そうだ、確かに持ってた。お母様に、お祖母様の大切な形見だからどんな時も離さず持っていてほしいと渡されたルビーのネックレス。物心ついたときには首にかけてあったし、お母様にもそう言われて大事にお風呂のときも寝るときもずっと一緒だった。


「でも、たしか、10歳のときに割れてしまって、、、」


確かあれは魔力判定する前だったはず。体調を崩して二晩寝込んでいた時ルビーのネックレスがすごく熱くなったのを覚えている。その次の日、起きたら熱は下がっていたがルビーが欠けていてショックをうけたのだ。熱が高熱すぎて欠けてしまったのかなと幼いながら思っていたが。

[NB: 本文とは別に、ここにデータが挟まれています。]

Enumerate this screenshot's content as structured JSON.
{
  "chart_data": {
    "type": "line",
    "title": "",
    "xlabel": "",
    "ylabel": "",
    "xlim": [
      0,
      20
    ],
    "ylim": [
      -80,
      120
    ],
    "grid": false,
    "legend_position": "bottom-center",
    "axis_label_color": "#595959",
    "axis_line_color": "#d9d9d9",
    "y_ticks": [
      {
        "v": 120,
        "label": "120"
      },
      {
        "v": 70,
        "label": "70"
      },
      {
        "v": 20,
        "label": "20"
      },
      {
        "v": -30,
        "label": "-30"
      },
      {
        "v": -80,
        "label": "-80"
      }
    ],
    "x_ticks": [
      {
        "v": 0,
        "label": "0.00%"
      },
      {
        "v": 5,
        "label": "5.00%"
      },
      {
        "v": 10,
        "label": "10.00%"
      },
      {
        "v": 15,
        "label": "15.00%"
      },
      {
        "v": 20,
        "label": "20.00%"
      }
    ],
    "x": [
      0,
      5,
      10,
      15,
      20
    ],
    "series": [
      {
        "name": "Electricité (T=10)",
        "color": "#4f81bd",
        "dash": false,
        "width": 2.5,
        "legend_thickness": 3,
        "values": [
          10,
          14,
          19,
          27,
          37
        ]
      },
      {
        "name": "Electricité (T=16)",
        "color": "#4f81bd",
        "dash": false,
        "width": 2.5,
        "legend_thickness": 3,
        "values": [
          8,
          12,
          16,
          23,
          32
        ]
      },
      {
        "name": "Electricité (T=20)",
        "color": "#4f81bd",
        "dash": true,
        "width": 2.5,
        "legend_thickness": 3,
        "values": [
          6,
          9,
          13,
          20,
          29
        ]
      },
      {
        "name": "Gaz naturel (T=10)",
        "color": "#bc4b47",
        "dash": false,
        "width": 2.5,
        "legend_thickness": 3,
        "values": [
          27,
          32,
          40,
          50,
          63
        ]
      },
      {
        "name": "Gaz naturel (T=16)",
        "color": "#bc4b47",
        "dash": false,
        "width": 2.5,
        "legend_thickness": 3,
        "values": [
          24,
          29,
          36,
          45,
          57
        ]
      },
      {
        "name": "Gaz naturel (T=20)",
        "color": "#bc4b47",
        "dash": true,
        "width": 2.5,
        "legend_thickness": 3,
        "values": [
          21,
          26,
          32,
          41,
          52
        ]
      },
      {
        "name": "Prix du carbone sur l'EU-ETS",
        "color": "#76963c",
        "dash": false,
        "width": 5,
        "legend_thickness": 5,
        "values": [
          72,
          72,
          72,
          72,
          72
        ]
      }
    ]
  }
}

「魔法具がミアの魔力を抑えきれなかったから壊れたんだ。10歳でちょうど成長期でもあるし、あの時熱が出たのは身体が高い魔力に順応しようと闘ってたんだ。」


「それからすぐ私の部屋に呼んであの懐中時計をあげたんだ。私と王妃で作り直した魔力を抑える魔法具だ。懐中時計がきっと気に入るだろうと王妃が選んだんだよ。さすがに選ばなかったらどうしようと思ったが王妃は自信しかなかったな。」


楽しそうに言う。

ルイーズ様は私の熱が下がると快気祝いだとか言って部屋の好きなものをあげると言い出した。当時の私はそれがすごく嬉しかった。魔法の本もいっぱい読みたかったし、杖も使えないけど持ちたかったし、アンティークの可愛らしい品物もたくさんあったからすごく迷った。

でも、目に入った瞬間一目惚れして懐中時計に決めたのだ。

ルビーのネックレスが無くなって首が寂しい気がしたのももしかしたらあったかもしれない。

お母様すごい。さすが。


「羅針盤がほぼ動かなかったのはそれが所以だ。私と王妃でミアの魔力を抑えていた。ミアはずっと魔法に憧れ魔法が好きだったのに今までほんとに申し訳ないよ。」


ルイーズ様は軽く頭を下げた。


「いえいえ、お母様とルイーズ様が本当に私を守っていてくれたと理解できますから。」


「それにまた魔法具?壊しちゃってすみません。」


だから、あの時あんなに身体から漲る力があったのかと妙に納得できた。

そして今も微かだけど、あの時感じた力が掌にあるような気がする。拳をぎゅっと握った。